RET rearrangement detected by fluorescence in situ hybridization in the sporadic MTC of a patient who died of disease at age 46 years. The RET (10q11.21) break apart probe was from Cymogen DX, with the centromeric side labeled in orange and the telomeric side labeled in green. Cells without rearrangement show overlap with the generation of a yellow signal, whereas cells with rearrangement (arrows) show isolated red and green signals.
Figure 3.
Figure 3.
A, MYH13-RET fusion transcript supports IL-3-independent Ba/F3 cell growth. Control and fusion constructs were transfected into Ba/F3 cells to assess the rescue cell viability in the absence of IL-3. Full-length reference sequences (WT) for RET and MYH13, along with the nonspecific protein mCherry were included as negative controls. To establish oncogenicity, constructs encoding both predicted fusion constructs, RET-MYH13 and MYH13-RET, were compared to the established positive control PIK3CA (H1047R).
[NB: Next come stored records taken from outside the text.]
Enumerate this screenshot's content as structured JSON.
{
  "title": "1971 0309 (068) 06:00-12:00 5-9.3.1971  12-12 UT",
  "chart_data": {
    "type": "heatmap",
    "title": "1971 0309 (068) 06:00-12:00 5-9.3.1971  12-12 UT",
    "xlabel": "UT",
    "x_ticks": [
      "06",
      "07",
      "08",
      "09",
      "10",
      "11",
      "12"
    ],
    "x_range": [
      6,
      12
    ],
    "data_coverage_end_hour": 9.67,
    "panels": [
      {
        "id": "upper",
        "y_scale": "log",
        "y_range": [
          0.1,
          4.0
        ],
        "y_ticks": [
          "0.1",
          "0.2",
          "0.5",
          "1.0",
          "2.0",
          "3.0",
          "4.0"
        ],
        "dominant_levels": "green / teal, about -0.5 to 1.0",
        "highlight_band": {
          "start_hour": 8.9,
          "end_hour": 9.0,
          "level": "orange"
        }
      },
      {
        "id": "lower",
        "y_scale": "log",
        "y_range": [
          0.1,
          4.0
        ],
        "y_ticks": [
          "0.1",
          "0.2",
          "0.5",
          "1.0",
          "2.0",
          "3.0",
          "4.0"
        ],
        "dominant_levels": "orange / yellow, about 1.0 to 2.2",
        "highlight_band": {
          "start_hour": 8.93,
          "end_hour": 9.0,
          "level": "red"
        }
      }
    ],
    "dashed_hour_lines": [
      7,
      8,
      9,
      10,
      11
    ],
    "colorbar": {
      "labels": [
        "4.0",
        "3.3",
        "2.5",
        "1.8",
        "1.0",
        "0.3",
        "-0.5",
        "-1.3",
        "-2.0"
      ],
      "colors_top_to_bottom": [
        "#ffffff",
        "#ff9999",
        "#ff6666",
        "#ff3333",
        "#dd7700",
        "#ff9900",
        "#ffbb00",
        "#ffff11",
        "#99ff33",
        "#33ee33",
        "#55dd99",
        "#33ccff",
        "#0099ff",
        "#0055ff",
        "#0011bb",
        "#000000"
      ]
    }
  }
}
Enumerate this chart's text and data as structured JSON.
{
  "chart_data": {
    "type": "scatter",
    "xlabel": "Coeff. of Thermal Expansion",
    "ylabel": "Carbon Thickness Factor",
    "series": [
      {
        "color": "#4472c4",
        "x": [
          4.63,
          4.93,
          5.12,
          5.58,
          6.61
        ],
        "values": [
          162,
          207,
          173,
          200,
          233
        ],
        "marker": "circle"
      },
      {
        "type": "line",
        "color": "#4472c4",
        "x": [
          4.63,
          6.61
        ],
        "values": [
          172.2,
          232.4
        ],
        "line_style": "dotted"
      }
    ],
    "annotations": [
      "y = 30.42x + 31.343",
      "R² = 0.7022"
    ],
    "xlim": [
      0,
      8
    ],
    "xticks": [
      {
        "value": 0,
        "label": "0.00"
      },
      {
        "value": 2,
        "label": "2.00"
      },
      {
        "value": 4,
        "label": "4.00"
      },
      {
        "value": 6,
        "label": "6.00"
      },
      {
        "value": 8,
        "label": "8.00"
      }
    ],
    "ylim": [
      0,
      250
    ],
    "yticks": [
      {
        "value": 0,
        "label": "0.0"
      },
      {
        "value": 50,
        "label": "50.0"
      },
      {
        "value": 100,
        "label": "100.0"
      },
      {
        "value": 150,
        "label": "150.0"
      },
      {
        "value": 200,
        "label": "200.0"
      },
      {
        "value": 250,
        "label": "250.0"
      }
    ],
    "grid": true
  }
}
Data display the cell viability determined at 1.5 weeks for three independent transfections ± SD. Asterisks indicate significant difference from mCherry control (P < .001). B-D, Tyrosine kinase inhibitors targeting RET block MYH13-RET fusion-driven Ba/F3 cell growth. Cells were seeded in 96-well format at 1 × 104 cells per well in medium with IL-3 or without IL-3. After overnight incubation, sunitinib (B), vandetanib (C), and cabozantinib (D) were added at indicated concentrations (0–10 μm; DMSO as vehicle). A final concentration of 0.1% DMSO was used in all wells. Data display the cell viability at 72 hours as mean ± SD normalized to 0 μm control (100%). Asterisks indicate significant difference from +IL-3 control (P < .005). Cell viability was measured using CellTiter-Glo assay (Promega) (A) or Prestoblue Cell viability Reagent (Life Technologies, Inc) (B–D) according to manufacturers' instruction.